El protagonismo del calzado en el ámbito político tiene ilustres precedentes; el más sonado se produjo el 12 de octubre de 1960 en la asamblea general de las Naciones Unidas cuando Nikita Kruschev, líder supremo de la URSS, después de escuchar el alegato proamericano de Lorenzo Sumulong, portavoz del Gobierno de Filipinas, se quitó uno de sus zapatos y lo machacó contra su estrado en señal de tremenda disconformidad con lo escuchado. Una réplica local de tal invectica zapatil la protagonizó en el 2013 el entonces diputado de la CUP David Fernández durante la comparecencia de Don Rodrigo Rato en la comisión de investigación del Parlament sobre el 'caso Bankia'. El filósofo 'indepe' se descalzó una de sus veraniegas sandalias y, en tono poco amigo, la mostró a Rato mientras le preguntaba si sabía qué significaba aquello en Irak.

Ante la cara de campana del compareciente, Fernández le aleccionó: “Es un gesto de desprecio hacia el poder”. Luego remató la faena con un definitivo “Te espero en el infierno. Hasta luego, gánster.” Y para que los ejemplos sean tres, siempre buen número, regresemos a las Filipinas para darles betún, uno por uno, a los míticos 3.000 pares de zapatos de lujo que Imelda, exreina de la belleza de Manila y esposa del dictador Ferdinand Marcos, almacenaba en su vestidor.

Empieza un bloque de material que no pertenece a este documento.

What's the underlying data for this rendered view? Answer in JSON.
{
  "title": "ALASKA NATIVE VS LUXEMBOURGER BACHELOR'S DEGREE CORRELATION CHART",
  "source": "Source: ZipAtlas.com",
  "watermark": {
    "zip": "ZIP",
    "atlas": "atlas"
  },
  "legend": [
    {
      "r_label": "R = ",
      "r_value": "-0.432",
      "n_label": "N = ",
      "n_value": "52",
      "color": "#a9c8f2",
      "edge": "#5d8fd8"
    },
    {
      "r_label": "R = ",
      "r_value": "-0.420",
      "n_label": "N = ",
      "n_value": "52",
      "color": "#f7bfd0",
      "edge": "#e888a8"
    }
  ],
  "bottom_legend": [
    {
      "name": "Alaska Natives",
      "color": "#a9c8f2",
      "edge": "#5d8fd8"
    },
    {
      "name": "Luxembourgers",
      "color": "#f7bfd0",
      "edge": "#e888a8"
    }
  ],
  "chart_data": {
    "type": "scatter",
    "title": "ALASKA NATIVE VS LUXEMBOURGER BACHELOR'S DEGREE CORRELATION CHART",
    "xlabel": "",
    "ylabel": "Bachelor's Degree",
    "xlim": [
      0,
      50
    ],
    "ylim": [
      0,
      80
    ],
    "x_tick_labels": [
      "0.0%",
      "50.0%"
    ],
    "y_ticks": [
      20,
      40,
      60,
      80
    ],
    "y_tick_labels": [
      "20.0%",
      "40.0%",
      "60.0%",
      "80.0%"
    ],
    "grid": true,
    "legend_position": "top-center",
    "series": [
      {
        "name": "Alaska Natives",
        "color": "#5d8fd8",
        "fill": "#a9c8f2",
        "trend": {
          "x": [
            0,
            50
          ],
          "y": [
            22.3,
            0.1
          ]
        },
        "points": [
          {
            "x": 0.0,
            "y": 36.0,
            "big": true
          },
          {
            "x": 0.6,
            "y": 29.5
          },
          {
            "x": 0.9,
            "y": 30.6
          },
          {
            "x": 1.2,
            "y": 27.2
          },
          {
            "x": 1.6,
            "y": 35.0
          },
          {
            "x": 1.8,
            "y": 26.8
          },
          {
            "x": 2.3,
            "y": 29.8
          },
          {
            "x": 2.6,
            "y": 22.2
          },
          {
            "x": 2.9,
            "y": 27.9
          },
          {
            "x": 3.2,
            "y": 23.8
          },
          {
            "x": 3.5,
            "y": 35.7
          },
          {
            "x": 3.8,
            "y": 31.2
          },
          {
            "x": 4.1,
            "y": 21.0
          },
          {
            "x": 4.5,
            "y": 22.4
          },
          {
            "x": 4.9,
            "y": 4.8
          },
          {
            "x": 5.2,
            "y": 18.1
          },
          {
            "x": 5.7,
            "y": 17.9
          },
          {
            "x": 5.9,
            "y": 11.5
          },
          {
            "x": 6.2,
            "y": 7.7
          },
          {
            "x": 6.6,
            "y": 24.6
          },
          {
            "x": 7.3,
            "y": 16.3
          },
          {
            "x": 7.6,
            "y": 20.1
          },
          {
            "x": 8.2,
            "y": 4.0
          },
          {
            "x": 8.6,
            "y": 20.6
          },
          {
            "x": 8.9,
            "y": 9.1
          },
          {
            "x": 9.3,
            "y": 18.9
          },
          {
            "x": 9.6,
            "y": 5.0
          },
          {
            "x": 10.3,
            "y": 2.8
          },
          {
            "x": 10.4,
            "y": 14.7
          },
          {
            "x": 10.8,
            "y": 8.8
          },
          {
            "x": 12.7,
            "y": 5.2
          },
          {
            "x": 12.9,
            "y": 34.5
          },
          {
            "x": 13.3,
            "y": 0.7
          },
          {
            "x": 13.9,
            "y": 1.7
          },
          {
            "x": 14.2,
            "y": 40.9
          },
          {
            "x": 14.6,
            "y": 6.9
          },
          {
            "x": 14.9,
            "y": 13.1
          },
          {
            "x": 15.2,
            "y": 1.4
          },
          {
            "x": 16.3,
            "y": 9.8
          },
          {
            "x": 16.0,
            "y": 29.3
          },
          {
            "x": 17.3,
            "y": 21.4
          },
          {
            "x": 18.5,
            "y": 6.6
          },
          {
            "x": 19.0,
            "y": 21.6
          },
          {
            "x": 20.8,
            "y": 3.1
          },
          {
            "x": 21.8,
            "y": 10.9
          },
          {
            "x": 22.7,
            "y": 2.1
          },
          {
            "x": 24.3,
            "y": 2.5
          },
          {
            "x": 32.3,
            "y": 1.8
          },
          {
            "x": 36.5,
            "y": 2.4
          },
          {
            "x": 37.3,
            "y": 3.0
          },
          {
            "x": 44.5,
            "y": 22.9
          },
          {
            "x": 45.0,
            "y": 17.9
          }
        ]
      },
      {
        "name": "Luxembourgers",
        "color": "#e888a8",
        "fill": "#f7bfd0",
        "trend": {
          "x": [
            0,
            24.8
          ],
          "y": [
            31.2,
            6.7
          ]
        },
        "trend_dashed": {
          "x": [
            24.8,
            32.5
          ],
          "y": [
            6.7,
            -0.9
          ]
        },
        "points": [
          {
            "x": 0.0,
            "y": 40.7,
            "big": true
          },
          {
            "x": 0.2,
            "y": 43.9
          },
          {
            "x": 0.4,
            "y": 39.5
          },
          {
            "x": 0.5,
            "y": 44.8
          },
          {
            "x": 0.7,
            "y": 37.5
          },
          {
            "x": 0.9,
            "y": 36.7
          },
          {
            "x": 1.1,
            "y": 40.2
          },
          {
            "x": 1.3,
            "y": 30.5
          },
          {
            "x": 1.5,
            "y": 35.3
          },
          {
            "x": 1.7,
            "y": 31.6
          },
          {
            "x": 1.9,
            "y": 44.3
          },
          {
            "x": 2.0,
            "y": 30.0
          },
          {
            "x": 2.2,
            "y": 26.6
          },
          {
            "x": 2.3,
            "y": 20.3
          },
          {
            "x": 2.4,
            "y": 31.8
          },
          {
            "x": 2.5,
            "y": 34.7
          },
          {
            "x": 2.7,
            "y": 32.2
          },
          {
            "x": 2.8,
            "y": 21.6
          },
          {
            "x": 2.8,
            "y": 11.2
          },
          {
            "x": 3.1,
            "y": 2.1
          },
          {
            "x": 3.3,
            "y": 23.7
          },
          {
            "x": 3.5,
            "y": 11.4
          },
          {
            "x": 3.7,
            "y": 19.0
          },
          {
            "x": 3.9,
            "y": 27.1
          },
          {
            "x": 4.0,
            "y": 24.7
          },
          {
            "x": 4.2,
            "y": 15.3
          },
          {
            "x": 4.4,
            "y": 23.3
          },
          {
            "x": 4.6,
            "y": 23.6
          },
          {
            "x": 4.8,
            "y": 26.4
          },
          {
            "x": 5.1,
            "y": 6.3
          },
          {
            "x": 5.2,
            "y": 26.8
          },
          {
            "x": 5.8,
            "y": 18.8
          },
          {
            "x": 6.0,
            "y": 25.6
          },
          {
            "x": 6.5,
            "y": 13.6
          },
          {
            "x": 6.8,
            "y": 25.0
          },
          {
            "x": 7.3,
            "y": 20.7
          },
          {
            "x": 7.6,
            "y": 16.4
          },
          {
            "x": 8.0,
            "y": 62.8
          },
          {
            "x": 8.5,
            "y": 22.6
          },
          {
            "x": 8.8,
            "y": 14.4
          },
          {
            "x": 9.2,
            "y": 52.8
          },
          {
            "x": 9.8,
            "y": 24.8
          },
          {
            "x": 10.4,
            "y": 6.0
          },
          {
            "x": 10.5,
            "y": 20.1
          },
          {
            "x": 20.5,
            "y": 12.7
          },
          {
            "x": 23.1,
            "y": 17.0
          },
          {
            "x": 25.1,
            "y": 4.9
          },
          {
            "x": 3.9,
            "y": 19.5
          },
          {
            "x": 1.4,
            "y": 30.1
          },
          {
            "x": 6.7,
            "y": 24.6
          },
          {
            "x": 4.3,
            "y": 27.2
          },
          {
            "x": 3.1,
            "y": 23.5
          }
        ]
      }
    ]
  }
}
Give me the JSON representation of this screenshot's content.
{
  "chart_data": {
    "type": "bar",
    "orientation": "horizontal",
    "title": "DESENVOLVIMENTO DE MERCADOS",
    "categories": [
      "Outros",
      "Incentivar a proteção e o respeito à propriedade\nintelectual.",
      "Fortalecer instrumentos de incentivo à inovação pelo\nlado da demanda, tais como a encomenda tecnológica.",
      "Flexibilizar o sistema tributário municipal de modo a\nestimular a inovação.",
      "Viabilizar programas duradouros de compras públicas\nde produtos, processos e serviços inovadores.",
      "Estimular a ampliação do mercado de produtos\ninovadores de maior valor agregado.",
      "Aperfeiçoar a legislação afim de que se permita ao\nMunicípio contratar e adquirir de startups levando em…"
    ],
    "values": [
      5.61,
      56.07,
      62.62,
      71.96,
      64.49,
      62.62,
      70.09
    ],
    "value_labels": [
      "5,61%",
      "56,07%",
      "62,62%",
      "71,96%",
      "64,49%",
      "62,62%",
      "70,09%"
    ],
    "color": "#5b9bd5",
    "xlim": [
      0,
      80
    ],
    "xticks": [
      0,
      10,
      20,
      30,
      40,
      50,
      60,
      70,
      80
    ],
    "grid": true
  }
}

En caso de haberme encontrado en el aprieto de Juncker, creo que no hubiese atendido las sugerencias de mi secretaria, e, ignorando el divorcio cromático de mis extremidades inferiores, hubiera continuado tranquilamente con mi labor. ¿Quién sabe si la imagen no se hubiese convertido en viral y todos los Parlamentos del Viejo Continente se hubieran incendiado de pares dispares de zapatos? O, jugando el error a favor, Juncker hubiese podido demagogiar: “¿Cómo queréis que resuma en un único color las muchas tonalidades del pantone europeo?”

No deberíamos escandalizarnos ante el despiste del europeo; al fin y al cabo la inmensa mayoría de nuestras señorías acuden al taller con mentalidad de 'sabata i espardenya' y no pasa nada, nadita de nada.